« J’ai attendu qu’il s’endorme » : dans Plus Belle la Vie, l’aveu d’Ophélie glace toute la famille

Un aveu qui glace le sang, une famille prise en étau, et un sac abandonné en pleine rue qui va tout faire basculer. L’épisode 641 de Plus belle la vie, encore plus belle, diffusé mardi 4 août sur TF1, pousse Marseille au bord de la rupture. Entre Ophélie qui craque et une découverte macabre, la tension ne redescend jamais.
À l’hôpital, Ophélie n’y tient plus
Tout commence dans une chambre d’hôpital, entre Ophélie et sa tante Ariane. La jeune femme, rongée par la culpabilité, finit par tout déballer sans filtre. Ce qu’elle raconte dépasse tout ce que son entourage pouvait imaginer.
« J’ai attendu qu’il s’endorme, je l’ai attaché, et j’ai tenté de le tuer avec un sac plastique », lâche-t-elle. Une phrase qui tombe comme un couperet, et qui vise directement Hugo Basque, disparu dans des circonstances toujours troubles.
Sa mère Vanessa comprend immédiatement la gravité de la situation. Elle tente de raisonner sa fille, consciente que ces mots pourraient la conduire droit devant un juge : « Tu as avoué un crime qui n’a jamais eu lieu. Tu risques une mise en examen. » Pendant que cette affaire s’installe, d’autres tensions couvent au Mistral, comme si tout le quartier retenait son souffle.
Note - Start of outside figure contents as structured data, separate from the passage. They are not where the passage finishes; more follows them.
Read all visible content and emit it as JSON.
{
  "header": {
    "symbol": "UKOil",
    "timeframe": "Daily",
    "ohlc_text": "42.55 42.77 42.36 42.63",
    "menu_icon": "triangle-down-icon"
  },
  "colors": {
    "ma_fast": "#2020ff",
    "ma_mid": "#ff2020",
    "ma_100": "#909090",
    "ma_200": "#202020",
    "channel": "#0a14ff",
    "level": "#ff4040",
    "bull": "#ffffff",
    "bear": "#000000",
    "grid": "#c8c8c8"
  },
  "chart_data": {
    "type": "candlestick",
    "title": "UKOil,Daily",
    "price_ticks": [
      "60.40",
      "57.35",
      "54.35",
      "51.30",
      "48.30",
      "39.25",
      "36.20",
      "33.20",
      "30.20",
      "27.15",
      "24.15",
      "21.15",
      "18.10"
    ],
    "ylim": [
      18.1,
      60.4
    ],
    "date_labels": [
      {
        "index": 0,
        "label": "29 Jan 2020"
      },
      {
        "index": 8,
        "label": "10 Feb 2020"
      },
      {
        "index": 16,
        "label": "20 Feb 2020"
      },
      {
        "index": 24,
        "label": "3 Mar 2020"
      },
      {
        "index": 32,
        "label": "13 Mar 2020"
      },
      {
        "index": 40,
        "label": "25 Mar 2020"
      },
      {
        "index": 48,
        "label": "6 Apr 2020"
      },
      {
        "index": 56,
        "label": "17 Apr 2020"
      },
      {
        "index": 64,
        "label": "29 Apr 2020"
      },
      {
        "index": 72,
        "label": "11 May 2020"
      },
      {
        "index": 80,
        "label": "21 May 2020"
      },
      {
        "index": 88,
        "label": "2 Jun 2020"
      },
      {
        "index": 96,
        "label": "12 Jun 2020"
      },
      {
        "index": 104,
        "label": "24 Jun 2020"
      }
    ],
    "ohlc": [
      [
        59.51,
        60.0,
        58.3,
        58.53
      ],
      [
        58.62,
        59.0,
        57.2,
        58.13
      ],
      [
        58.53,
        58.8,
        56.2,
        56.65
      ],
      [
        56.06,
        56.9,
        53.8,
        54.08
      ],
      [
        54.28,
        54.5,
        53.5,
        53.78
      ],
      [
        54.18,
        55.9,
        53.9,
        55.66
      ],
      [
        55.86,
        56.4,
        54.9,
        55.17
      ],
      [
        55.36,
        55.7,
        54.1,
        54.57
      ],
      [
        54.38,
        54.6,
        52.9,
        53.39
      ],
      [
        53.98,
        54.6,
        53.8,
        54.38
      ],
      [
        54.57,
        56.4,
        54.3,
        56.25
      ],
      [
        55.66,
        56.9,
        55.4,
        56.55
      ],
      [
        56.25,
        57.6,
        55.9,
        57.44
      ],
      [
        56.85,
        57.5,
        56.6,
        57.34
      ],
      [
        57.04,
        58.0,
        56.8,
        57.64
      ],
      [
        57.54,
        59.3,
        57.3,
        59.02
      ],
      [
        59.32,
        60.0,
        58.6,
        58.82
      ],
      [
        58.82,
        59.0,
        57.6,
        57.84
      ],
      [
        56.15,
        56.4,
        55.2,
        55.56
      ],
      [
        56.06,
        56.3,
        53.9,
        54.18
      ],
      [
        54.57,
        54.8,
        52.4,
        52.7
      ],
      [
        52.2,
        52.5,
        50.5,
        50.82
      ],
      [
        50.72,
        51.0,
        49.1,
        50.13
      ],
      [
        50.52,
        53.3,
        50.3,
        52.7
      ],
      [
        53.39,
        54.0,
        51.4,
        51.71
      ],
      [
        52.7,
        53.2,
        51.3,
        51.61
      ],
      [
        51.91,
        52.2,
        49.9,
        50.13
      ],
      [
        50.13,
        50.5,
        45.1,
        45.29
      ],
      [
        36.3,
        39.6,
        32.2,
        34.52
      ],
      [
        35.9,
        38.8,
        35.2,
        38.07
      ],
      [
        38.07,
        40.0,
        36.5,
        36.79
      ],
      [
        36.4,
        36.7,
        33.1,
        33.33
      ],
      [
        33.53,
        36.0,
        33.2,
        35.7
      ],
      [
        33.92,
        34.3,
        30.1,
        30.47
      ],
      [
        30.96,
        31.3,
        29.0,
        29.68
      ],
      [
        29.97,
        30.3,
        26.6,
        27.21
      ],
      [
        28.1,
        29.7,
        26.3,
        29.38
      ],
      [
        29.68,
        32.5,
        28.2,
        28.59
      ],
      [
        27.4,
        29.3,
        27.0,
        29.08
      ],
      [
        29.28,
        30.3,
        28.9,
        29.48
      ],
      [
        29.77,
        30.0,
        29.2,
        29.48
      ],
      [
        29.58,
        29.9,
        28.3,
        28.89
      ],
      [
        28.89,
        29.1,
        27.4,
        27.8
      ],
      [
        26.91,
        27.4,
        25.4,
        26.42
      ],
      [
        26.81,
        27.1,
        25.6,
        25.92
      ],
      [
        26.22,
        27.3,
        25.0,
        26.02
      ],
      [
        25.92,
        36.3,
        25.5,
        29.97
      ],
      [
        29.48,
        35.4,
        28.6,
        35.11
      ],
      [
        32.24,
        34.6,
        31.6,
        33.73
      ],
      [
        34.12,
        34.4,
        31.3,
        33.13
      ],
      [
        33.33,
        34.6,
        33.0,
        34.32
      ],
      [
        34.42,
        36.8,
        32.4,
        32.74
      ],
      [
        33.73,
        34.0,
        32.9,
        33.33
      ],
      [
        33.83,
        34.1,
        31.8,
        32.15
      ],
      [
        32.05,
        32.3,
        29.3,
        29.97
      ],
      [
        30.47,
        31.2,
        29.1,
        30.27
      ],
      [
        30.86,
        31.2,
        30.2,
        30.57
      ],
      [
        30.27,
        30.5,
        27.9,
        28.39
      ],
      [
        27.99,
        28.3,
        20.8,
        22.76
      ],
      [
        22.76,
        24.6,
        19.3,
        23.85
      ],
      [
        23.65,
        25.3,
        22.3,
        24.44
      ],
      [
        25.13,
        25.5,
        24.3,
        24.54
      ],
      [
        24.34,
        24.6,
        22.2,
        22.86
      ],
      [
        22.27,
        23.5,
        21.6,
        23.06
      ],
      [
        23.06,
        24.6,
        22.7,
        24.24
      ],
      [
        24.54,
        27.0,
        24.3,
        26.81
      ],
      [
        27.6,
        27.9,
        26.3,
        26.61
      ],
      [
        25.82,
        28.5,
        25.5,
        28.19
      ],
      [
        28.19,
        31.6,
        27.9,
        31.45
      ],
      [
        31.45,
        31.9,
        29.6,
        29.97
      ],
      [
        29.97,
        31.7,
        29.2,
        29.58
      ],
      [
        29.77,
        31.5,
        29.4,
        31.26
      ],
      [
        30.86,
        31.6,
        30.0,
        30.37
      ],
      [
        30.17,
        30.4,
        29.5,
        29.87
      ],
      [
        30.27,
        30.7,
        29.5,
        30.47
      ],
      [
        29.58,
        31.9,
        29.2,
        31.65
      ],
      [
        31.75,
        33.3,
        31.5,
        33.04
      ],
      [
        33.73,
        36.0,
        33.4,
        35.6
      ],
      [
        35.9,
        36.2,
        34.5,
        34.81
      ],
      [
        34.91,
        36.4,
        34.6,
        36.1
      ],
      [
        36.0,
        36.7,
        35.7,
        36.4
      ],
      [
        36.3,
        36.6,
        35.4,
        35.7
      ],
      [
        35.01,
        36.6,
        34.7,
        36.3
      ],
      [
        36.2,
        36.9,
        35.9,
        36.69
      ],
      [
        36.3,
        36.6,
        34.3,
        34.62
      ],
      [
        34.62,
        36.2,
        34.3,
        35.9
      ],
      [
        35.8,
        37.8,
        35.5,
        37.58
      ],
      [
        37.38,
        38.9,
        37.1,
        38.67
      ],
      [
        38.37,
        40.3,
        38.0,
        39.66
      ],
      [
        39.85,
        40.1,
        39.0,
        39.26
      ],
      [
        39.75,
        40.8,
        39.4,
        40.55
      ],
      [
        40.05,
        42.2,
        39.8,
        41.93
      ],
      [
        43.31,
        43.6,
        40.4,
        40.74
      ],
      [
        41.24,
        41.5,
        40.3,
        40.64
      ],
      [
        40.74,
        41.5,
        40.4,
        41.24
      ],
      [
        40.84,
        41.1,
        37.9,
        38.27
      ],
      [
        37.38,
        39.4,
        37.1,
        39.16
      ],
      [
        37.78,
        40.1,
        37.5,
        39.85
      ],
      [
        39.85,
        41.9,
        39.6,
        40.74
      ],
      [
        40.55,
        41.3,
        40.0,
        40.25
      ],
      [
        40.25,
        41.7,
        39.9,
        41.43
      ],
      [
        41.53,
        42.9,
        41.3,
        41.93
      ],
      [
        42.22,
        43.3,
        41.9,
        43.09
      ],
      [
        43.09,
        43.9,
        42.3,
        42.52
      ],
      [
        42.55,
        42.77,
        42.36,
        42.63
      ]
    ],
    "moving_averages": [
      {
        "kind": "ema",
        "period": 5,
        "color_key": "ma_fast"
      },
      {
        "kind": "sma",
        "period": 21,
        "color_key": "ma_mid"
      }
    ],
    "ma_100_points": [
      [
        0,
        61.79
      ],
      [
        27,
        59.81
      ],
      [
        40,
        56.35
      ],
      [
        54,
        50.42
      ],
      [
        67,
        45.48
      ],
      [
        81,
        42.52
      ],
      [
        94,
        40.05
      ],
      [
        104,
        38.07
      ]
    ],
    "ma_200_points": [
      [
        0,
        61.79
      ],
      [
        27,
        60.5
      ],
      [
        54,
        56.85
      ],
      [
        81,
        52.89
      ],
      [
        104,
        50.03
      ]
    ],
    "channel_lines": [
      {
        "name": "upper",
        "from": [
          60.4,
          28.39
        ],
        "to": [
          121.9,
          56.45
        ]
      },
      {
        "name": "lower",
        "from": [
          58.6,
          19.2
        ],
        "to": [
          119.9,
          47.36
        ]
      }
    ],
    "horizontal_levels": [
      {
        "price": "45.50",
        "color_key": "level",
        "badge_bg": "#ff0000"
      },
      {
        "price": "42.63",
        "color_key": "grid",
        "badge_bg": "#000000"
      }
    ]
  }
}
Certains habitants espèrent encore qu’une autre vérité puisse émerger de cette confession.
Ulysse pris entre sa carrière et sa sœur
Ulysse Kepler se retrouve, lui aussi, coincé. Avocat de profession, il sait exactement ce qu’implique une telle déclaration devant la justice. Il refuse d’abord catégoriquement de défendre Ophélie, admettant sans détour : « Je suis dans l’incapacité d’assurer sa défense. »
Mais Vanessa refuse de lâcher l’affaire. Elle insiste, elle supplie presque, rappelant à son fils que « ta sœur a besoin d’aide ». Ulysse finit par céder, tiraillé entre son éthique professionnelle et les liens du sang.
Quand il retrouve enfin Ophélie, l’échange tourne à l’interrogatoire. Il lui pose la question qui hante tout le monde : avait-elle vraiment planifié froidement sa tentative de meurtre ? Elle se braque aussitôt, blessée : « Tu penses que je suis un monstre ?
» Ce dialogue, chargé de non-dits, illustre à quel point certaines affaires familiales peuvent fracturer des liens qu’on croyait indestructibles. Autour d’eux, Aya vit également mal la situation et confie regretter de ne pas avoir été présente au bon moment.

Un sac poubelle qui change tout
Pendant que la vérité éclate sur Ophélie, la vie continue dans les rues de Marseille, entre petits secrets et rendez-vous discrets. Morgane et Baptiste tentent de cacher leur relation, mais Stanislas a déjà repéré une scène compromettante au commissariat. Le concours Mister Mistral tourne aussi au vinaigre : Steve et Jules, paralysés par le trac, songent carrément à jeter l’éponge.
Mais c’est en toute fin d’épisode que tout bascule vraiment. Thomas et Gabriel, en balade dans la ville, tombent sur un sac poubelle abandonné en plein milieu de la route. Intrigués par cette scène insolite, ils s’approchent pour comprendre de quoi il s’agit.
Ce qu’ils découvrent à l’intérieur les glace sur place : un corps. L’identité de la victime reste un mystère total à ce stade, mais tout porte à croire qu’elle est liée à l’affaire Hugo Basque.
Si ce lien se confirme, les aveux d’Ophélie prendraient une toute autre dimension, bien plus grave que ce qu’elle avait elle-même imaginé. De quoi relancer une enquête que beaucoup pensaient déjà bouclée, à l’image de certaines révélations tardives qui rebattent toutes les cartes.
Un aveu, une découverte, et Marseille suspendue à la même question : Ophélie a-t-elle vraiment tué, ou a-t-elle avoué un crime qu’elle n’a pas commis ? La suite promet d’être aussi tendue que ce mardi 4 août. Une chose est sûre : au Mistral, personne ne dort tranquille ce soir.